Dans ces situations, les
sinusoïdes normaux sont remplacés par des néovaisseaux présentant
les caractères structuraux et fonctionnels des vaisseaux capillaires
continus.
Ces néovaisseaux expriment en particulier de nombreux
marqueurs des capillaires continus, absents des sinusoïdes normaux.
Le plus caractéristique est la protéine CD34, indétectable aussi bien
sur les sinusoïdes normaux que sur les sinusoïdes capillarisés
associés à la fibrose hépatique.
La présence de ces néovaisseaux,
faciles à mettre en évidence par des techniques
immunohistochimiques, peut constituer une aide diagnostique pour
l’identification des lésions prénéoplasiques et néoplasiques du foie.
Pathologie des différents
compartiments vasculaires du foie :
Les principaux compartiments vasculaires du foie sont susceptibles
de présenter des lésions spécifiques.
Les compartiments veineux
sont le siège de thromboses, différant par leur contexte de survenue
ou leurs étiologies les plus fréquentes.
Les thromboses portes
s’observent essentiellement dans un contexte de stase veineuse
locale.
Les thromboses des grosses veines sus-hépatiques,
responsables du syndrome de Budd-Chiari, révèlent souvent des
états d’hypercoagulabilité ou des syndromes myéloprolifératifs
latents.
Enfin, les thromboses des veines centrolobulaires et des
petites veines collectrices, responsables de la maladie veinoocclusive,
sont essentiellement d’origine toxique (alcaloïdes
d’origine végétale, radiations ionisantes, administration
d’azathioprine).
Les différences dans l’étiologie des thromboses
veineuses hépatiques en fonction de leur siège reflètent évidemment
des différences architecturales et hémodynamiques, mais pourraient
également être dues, au moins en partie, à des réponses différentes
des cellules endothéliales vis-à-vis d’agressions spécifiques.

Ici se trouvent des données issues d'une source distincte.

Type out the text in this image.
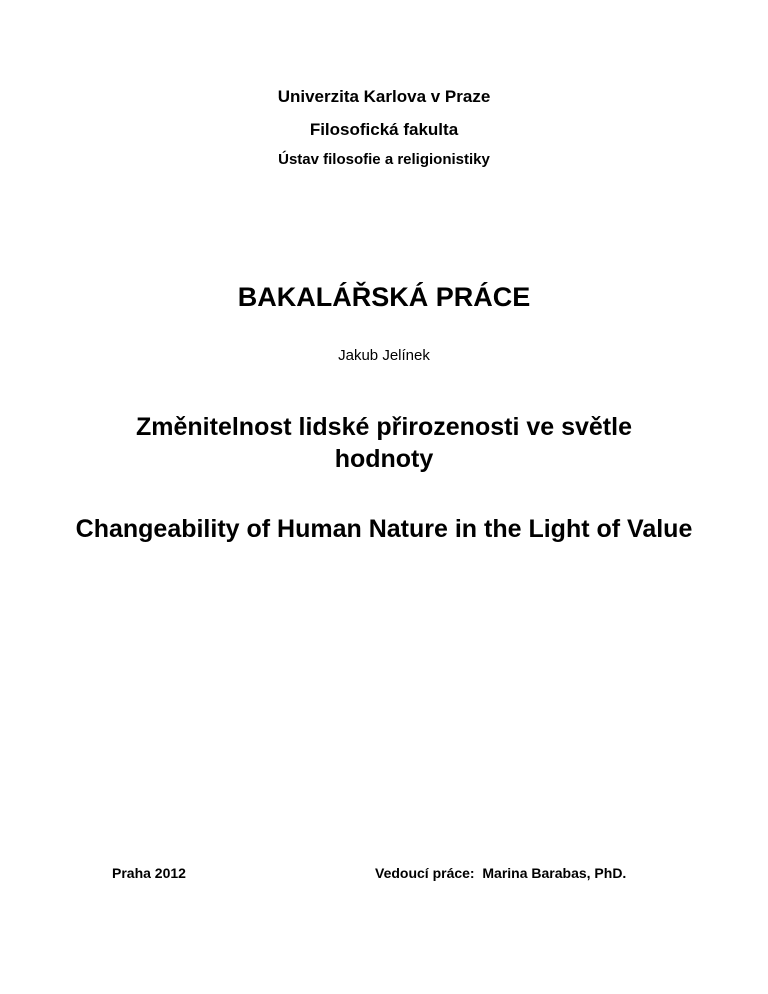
Univerzita Karlova v Praze
Filosofická fakulta
Ústav filosofie a religionistiky
BAKALÁŘSKÁ PRÁCE
Jakub Jelínek
Změnitelnost lidské přirozenosti ve světle hodnoty
Changeability of Human Nature in the Light of Value
Praha 2012	Vedoucí práce: Marina Barabas, PhD.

Les lésions vasculaires les plus caractéristiques du foie sont celles
du sinusoïde hépatique.
La péliose, pathologie spécifique du
sinusoïde hépatique, est une lésion histologique définie par la
dilatation pseudokystique des sinusoïdes, la destruction de la paroi
sinusoïdale, la dissociation de la matrice périsinusoïdale et l’atrophie
des travées hépatocytaires de voisinage.
La péliose n’est que le
stade extrême d’une gamme de lésions, dont la forme la moins
sévère est la dilatation sinusoïdale.
Les étiologies de la péliose sont
nombreuses et variées et ont a priori peu de points communs.
La
pathogénie des lésions endothéliales est donc probablement variable
mais l’évolution vers un tableau morphologique identique est sans
doute facilitée par l’accumulation de facteurs de fragilité par
l’endothélium sinusoïdal : absence de lame basale organisée, absence
de certains types de jonctions intercellulaires, gamme réduite de
récepteurs pour la matrice extracellulaire.